The rest of the story
The early spin on the Havana Club/Havana Club dispute was pretty simple: the Cubans expropriated private property, and the U.S. government made right by returning it to its rightful owners.
But as I've suggested in earlier posts, the story is far more complex and interesting, whatever of your opinion of the Bearded One.
The Miami Herald, which has been out front on the Bacardi/Pernod Ricard story all along, published a fine piece today that looks at the broader implications for international trade and trademarks.
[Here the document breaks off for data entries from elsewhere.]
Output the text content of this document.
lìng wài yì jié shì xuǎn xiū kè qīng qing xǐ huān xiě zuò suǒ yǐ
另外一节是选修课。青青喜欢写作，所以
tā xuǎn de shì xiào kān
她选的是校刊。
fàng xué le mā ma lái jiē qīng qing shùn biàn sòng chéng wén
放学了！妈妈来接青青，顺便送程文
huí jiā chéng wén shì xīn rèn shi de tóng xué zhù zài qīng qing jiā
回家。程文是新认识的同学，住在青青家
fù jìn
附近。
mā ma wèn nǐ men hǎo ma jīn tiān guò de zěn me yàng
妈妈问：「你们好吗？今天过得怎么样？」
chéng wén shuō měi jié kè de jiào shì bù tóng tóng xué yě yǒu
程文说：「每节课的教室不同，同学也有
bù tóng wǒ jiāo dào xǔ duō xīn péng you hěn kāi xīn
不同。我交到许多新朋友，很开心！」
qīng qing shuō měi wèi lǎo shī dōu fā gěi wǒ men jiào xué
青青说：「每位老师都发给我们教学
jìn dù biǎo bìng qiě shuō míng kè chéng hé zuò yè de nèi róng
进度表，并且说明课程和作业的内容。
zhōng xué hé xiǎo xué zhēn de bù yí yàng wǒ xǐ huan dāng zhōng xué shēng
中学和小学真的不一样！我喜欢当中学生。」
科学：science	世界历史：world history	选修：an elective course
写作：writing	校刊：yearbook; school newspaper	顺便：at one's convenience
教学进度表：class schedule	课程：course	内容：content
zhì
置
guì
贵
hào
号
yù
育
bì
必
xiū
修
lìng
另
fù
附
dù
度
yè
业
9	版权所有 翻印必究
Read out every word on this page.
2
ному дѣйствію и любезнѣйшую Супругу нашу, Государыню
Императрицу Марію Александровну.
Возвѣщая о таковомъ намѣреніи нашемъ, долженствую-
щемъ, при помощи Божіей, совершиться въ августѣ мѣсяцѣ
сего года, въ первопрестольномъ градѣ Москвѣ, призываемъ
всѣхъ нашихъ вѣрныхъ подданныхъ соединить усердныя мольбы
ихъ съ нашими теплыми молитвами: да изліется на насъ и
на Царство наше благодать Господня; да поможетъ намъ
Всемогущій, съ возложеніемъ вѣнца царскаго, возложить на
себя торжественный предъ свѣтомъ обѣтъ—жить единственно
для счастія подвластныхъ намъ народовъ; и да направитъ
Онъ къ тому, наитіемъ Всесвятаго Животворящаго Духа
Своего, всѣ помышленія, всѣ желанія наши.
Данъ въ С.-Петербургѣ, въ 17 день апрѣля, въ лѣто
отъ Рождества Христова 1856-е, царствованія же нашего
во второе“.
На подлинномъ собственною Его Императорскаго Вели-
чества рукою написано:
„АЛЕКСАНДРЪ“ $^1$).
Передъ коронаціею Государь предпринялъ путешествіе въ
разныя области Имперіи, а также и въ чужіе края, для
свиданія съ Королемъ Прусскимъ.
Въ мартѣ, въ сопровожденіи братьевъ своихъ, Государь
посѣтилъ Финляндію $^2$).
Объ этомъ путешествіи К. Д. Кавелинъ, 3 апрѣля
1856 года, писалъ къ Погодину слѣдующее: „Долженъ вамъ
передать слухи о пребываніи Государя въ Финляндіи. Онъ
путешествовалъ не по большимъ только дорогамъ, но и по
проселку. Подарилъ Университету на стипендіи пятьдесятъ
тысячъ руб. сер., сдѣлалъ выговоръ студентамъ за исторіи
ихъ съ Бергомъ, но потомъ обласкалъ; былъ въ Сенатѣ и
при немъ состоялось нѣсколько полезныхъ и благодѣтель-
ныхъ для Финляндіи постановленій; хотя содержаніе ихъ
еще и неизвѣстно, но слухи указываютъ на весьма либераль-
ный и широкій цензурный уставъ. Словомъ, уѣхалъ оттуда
The take-away quote:
''Basically, [the United States] let politics trump trademark policy,'' [said said William A. Reinsch, president of the National Foreign Trade Council.] "They took care of one company at the expense of a lot of others.''The article, by Matthew Haggman, highlights something that's obvious but often overlooked: international trademark law is an incredibly delicate bit of business. Like currency, trademarks only have value if everyone agrees that they have value. If someone starts mucking around with longstanding agreements, there's incentive for everyone to start mucking. Castro pointed this up when he threatened to produce Coca-Cola and Bacardi a few years ago, which seemed sort of funny. But few are laughing now -- especially those major coporations that have worked hard to ensure that some enterprising fellow in, say, Scotland, can't open a McDonald's Hamburger Restaurant chain. As Haggman writes:
Some now fear the decision could set a precedent that other countries can use to cancel trademarks or play politics with intellectual property law. Arab countries, for instance, could cancel trademarks for companies friendly to Israel or Pakistan could do the same with marks owned by companies working in India, said Reinsch.Bacardi spokesperson defends their action by noting, ''All companies would fight to protect their brand." Of course, Havana Club is not really their brand -- they acquired lapsed rights solely in a bid to protect their market share in the United States when the Cuban trade embargo is eventually lifted.
The real story, which has yet to be told in detail, is how Bacardi got a law changed that benefited them at the expense of hundreds of other companies. The Herald has re-opened a door to this line of inquiry -- one that leads to a room with Tom Delay, Connie Mack and others. I'm hoping Haggman or someone else spends a bit more time explaining how everyone came to be in this room, and why.